I read somewhere that it is common for those of us who were sexually abused to struggle in our careers because of our low opinion of ourselves. It really hit home with me lately that if you don't value yourself, it affects every area of your life. I'm good at my job and the approval and success I've had professionally has been a source of strength and stability even when I felt like a failure in other aspects of my life. Still, I felt like I wasn't doing as well as I should, and I realized it had to do with having low expectations for how I wanted to be treated, and insecurities about going after what I want. Yes, if you ask for something, you may not get it, but it turns out that disappointment is not as bad as not trying and being angry at yourself. When I started trying to find a better paying job, there were people who told me I couldn't make as much as I wanted and my expectations were too high. I wasn't even convinced that I could make that much, but I ended up getting 2 job offers for even more, and you better believe it felt good.
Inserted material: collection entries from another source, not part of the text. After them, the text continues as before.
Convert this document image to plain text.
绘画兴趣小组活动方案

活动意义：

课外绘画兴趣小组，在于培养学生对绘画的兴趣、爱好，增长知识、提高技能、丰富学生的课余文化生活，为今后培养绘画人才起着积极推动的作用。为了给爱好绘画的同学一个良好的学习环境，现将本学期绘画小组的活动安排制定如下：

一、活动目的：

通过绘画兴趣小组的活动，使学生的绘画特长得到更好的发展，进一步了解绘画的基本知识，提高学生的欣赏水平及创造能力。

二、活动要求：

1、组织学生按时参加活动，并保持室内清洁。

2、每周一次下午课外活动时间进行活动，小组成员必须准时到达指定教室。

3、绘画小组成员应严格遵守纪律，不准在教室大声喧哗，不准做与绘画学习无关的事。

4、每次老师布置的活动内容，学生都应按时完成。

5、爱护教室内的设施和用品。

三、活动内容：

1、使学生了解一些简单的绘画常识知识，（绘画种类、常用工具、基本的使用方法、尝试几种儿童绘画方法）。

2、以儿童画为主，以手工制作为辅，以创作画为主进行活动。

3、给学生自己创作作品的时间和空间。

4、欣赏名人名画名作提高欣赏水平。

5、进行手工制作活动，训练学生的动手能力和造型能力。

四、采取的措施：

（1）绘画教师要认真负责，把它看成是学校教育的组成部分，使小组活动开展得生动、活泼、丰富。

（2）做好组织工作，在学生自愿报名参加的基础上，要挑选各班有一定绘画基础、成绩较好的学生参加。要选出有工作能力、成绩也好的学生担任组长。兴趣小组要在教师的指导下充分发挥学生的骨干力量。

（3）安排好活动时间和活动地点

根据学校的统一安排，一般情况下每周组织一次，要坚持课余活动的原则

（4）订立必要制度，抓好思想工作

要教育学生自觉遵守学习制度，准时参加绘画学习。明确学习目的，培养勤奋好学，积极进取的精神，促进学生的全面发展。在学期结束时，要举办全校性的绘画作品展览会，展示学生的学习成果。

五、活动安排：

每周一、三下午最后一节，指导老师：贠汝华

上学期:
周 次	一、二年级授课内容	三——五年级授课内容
I even managed to fit in some of my more traditional self-help books:

Toxic Parents: Overcoming Their Hurtful Legacy and Reclaiming Your Life by Susan Forward, Ph.D.- highly recommended for anyone from a dysfunctional family. It talks about how controlling, verbally, physically, and/or sexually abusive, substance-abusing, immature and/or neglectful parents emotionally damage their kids, and how, as an adult, you can recover. It also talks a lot and quite specifically about how to deal with your parents now that you are an adult. You think when you are a kid that when you grow up it will all be different, but even if you are estranged from your parents or one or both has died, they continue to be a part of your life and how you feel about yourself. This book gives helpful advice on how to manage those relationships and feel good about yourself regardless of how your parents act. There's also an excellent chapter on dysfunctional family systems. This is important because families are not just a collection of individuals; they have their own dynamic that you have to work with.

The Intimacy Struggle by Janet G. Woititz- Originally written for adult children of alcoholics, Woititz expanded to book to include everyone who grew up in a dysfunctional family and who, as a result, can only guess at what a healthy relationship is supposed to be like. It talks about myths that adults often hold in relationships that stem from childhood trauma, such as- "If you find out that I'm not perfect, you will abandon me." This comes from a fear of abandonment, which she says cuts deeper than mere rejection for someone from a dysfunctional family. "The abandonment you feel relates more to the time when your parents were inattentive and you felt so isolated that you believed you would either no longer exist or would die." (page 17) In addition, it is common for adult children to be perfectionists or workaholics because we think we have to earn people's love and respect, the way we tried to be good for our parents so they would love and care for us. We never feel good enough, though, just like we could never be good enough to make our parents act differently. The book also addresses the fear that being vulnerable will always lead to pain, that conflict and anger always leads to violence and abuse and so cannot be expressed, guilt and shame, issues with trust and boundaries, and the fear of being found out (i.e. if you really knew me, you wouldn't like me anymore.) This book made sense to me, and I got a lot of insight on why I feel so much anxiety about relationships.

Right now, I'm reading The Survivor's Guide to Sex: How to Have an Empowered Sex Life After Childhood Sexual Abuse by Staci Haines, on the recommendation of a friend of mine. (I owe you that Tori Amos CD!) It was kind of embarrassing to buy from the bookstore, but well worth it so far.

So maybe it was all the books. And my latent superhero powers. Onward!